Suicide by Death Penalty

Steven Hayes, 1/2 of the criminal duo who are alleged to have killed the Petit family, wants to change his plea to guilty, and to follow the inevitable legal process towards life imprisonment or death. This change of plea seems to have thrown all involved into chaos - with defense attorneys (anti-death penalty zealots) vowing to fight his plea, the prosecution, gearing up for a court fight suddenly left hanging. Dr. Petit has noted this as "...a moment of honesty..."

Coming on the heels of a prison suicide attempt, perhaps Hayes simply wants to end the torment of a sad and misspent life. Not sure there is repentence here, it seems more a "sick and tired" response. And to some extent, those involved seem steeled to take this legal battle to the end, and having the accused turn around and surrender to a guilty plea seems unsatisfying.
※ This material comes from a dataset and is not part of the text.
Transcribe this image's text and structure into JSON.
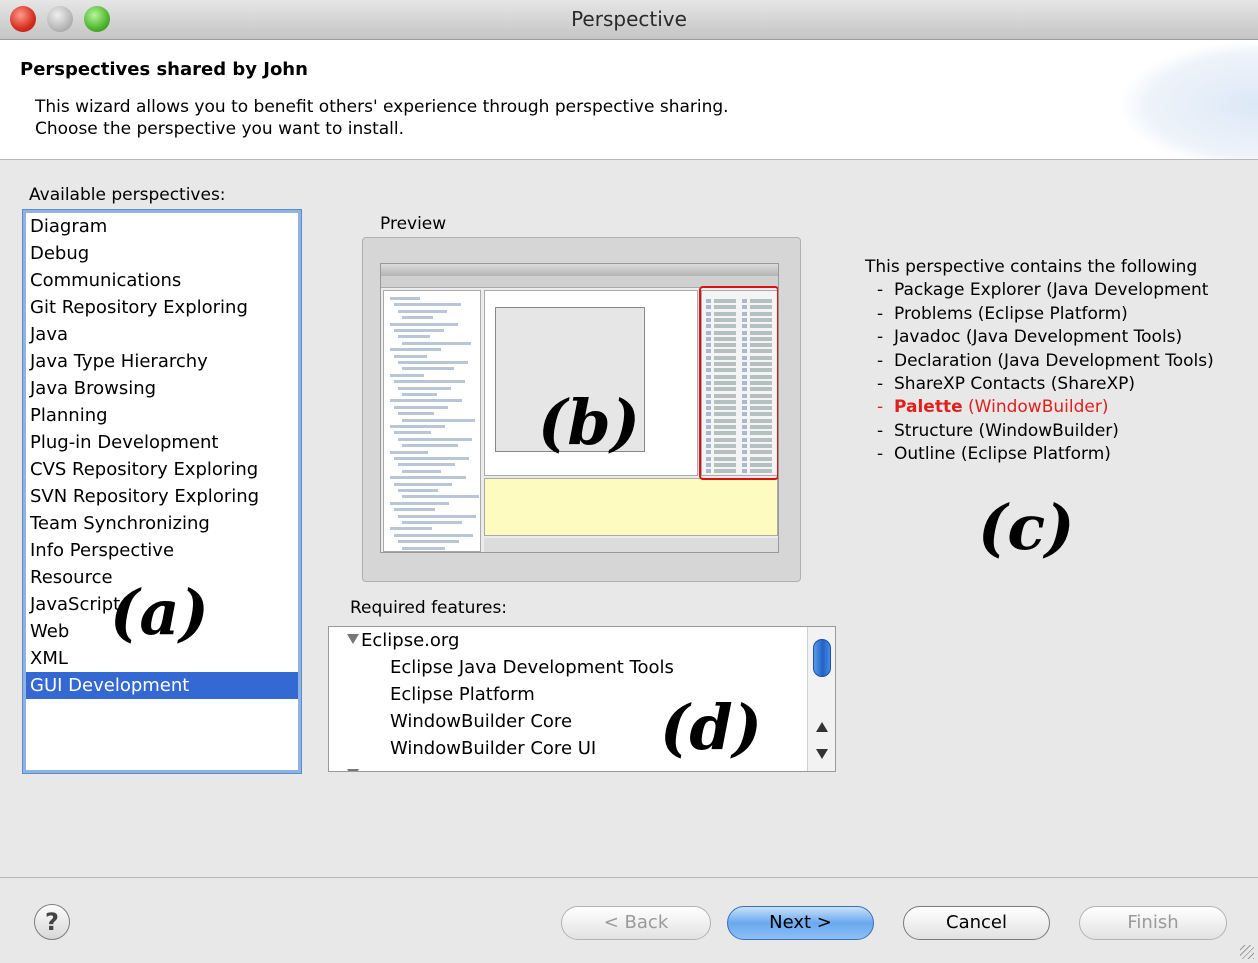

I dunno how I feel about this. In some ways, no legal process, no verdict, no punishment will ever provide healing. But I suppose there is something satisfying of the pursuit, of chasing a protesting criminal to the end of the legal process and depriving another human being of life against his will - an eye for an eye. But to have the criminal let go and surrender, to giv eup on life willingly - a lot different energy there, and perhaps ironically a way that will leave wounds open and festering in a way that a protracted court battle would not.

Steven Hayes - a twisted, evil, damaged soul who just wants to get off the planet and end this misery? An individual who has come to realize the scope of his deeds and feels remorse? Or a truly evil SOB who has found one last way to torment Dr. Petit, by taking away his enemy?